A Comparison of Ion and Electron Energization and Transport Mechanisms in the Magnetotail During Substorms

Abstract:

We report a recent study comparing electron and ion energization and transport mechanisms in the magnetotail during substorms. The simulation scheme combines global magnetohydrodynamic (MHD) modeling of the magnetosphere driven by realistic upstream solar wind conditions, with large-scale kinetics (LSK) simulations in which we calculate the trajectories of millions of test particles in the electric and magnetic fields from the MHD simulation.
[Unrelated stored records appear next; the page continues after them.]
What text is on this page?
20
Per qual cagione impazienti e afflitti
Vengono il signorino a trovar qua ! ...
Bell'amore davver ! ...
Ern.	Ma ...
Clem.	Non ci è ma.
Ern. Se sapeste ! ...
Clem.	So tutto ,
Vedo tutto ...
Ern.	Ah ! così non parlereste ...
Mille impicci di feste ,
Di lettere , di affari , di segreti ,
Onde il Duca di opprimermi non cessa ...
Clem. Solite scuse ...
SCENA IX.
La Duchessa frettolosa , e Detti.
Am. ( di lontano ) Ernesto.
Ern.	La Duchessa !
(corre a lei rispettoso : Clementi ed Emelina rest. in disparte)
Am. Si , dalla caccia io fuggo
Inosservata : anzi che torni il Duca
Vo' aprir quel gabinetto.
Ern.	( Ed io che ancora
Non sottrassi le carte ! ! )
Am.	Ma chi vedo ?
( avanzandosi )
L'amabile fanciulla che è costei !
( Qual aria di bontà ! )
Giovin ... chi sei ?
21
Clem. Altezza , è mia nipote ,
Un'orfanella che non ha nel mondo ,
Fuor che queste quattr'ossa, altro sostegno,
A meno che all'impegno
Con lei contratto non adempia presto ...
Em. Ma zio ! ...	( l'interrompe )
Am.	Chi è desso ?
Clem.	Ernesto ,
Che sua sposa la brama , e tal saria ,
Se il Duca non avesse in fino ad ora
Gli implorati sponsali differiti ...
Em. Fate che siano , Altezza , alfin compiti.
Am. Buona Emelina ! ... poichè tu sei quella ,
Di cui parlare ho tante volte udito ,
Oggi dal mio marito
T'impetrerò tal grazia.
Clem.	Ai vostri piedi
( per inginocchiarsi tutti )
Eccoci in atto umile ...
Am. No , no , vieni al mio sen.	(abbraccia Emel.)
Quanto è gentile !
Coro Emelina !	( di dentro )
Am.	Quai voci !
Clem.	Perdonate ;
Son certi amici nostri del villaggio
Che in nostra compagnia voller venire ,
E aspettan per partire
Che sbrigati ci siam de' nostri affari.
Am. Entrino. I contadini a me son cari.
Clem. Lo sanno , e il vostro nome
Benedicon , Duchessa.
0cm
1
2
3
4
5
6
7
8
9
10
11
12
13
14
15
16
In particular, during a modest substorm event that occurred on February 7, 2009, we found multiple earthward propagating dipolarizations driven by reconnection outflow jets in the MHD simulation results. Ion trajectories in the ion LSK simulation show that ions that originating near the reconnection site first gained energy non-adiabatically, and then gained energy adiabatically as they “caught up with and then rode on” the earthward propagating dipolarizations. Consequently, the integrated high-energy (>25 keV) ion fluxes were enhanced where and when the dipolarizations intensified. High-speed flows in narrow channels controlled the earthward ion transport in the magnetotail due to the dominance of E×B drift. The mechanisms of non-local energization by dipolarizations and transport controlled by high-speed flows operate similarly for electrons as reported in studies of other events by Ashour-Abdalla et al. [2011] and Pan et al. [2014]. We perform an electron LSK simulation for the same February 7, 2009 event to examine these similarities.